The latest example of the phenomena which has raised concern came to the fore just last month, when the family of a Maldivian national, who had been studying in Pakistan for nearly six years, learned that he had died in a bomb blast in Afghanistan. A media report quoted a local politician as saying that when he called home, he would just “talk about Jihad and independence of Palestine”.

Sources made it clear that the government will try not to barge into this sensitive area in a heavy-handed manner, so it will only be a “facilitator to increase contacts with moderate Indian groups”.

“We would like to bring delegations from Maldives to visit and talk with our moderate Islamic institutions in Deoband and Hyderabad,” said a senior government official.

They are, so far, not looking at scholarships to sponsor Maldivian students at Islamic schools here. Instead, the plan is that increased contact would lead to heightened awareness about alternatives available in India, rather than the Maldivian youth making a beeline for Pakistan or Saudi Arabia for Islamic studies.

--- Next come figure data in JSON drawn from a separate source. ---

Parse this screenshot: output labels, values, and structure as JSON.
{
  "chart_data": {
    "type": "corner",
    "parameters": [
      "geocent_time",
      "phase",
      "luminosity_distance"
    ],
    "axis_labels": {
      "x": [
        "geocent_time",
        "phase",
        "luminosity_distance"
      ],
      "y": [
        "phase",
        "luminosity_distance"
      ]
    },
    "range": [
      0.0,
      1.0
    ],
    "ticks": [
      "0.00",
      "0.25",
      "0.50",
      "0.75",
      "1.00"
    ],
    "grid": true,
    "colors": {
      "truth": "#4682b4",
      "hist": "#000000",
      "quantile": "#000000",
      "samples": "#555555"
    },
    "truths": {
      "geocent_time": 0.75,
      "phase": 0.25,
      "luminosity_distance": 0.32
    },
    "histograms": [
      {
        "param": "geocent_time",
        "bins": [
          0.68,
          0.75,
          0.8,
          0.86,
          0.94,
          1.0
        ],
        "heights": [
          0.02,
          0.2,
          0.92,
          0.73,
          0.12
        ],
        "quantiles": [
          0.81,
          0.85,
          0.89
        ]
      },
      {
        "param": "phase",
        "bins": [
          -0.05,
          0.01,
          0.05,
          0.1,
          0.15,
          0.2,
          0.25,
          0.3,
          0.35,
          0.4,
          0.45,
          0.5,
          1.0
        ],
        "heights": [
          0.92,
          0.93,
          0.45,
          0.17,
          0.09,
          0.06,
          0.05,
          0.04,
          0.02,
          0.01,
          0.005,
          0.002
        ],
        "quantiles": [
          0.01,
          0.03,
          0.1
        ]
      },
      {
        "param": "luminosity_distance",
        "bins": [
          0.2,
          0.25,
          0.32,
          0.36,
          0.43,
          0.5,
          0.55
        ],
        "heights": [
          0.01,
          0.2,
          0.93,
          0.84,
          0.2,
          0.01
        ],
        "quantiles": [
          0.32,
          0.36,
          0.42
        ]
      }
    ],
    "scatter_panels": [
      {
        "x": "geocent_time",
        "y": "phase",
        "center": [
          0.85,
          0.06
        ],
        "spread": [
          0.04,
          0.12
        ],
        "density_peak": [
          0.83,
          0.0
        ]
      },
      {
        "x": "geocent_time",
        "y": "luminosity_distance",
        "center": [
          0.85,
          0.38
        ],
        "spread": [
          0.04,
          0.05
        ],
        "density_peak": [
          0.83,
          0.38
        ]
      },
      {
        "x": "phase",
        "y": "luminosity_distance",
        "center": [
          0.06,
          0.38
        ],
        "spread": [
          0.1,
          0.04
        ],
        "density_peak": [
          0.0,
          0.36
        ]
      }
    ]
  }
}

Sources said that the proposal was discussed “tangentially” during discussions with visiting Maldives president Abdulla Yameen on Thursday. The Maldives government, which acknowledges that a “small part” of the population has been radicalized, “welcomed” India’s interest.

This would, of course, require coordination with Maldives’ ministry for Islamic affairs, which has been controlled by the Adhalaath party. In fact, nearly all the leadership in Adhaalath party have studied in Pakistani religious institutions.

India’s relations with the Adhalaath has been a bit testy in the past, especially since it was one of the prime movers of the campaign to kick Indian conglomerate GMR out of Male international airport project. In fact, India had even complained against a Twitter account spewing anti-India statements, which Adhalaath claimed was an imposter operating under its name. Maldives has become more conservative over the years, which observers say is directly linked to the 30-year-rule of Maumoon Abdul Gayoom, as he introduced several hardline Islamic elements in the polity and education.

With lack of education facilities in the islands, parents were tempted to send their children to Pakistan starting from the seventies, with madarsas often offering free education. The numbers of Maldivians studying in Pakistan vary from 200-300 to over a thousand.

The spotlight focused sharply in 2007, when a local Lashkar-e-Toiba module perpetrated the only ever terrorist strike in Maldives, when a bomb attack injured 12 foreign tourists. While three were arrested and sentenced, most of the others fled to Pakistan. After the incident, Gayoom said that it had alerted Maldives to the threat of extremism. “Maldivians are influenced by what is happening in the world. They go to Pakistan, study in madrasas and come back with extreme religious ideas,” he said.

In 2009, Ali Jaleel, a Maldivian citizen who had studied at Jamia Salafia seminary in Faislabad, Pakistan, was part of team of three who conducted a suicide bomb attack at ISI headquarters in Lahore.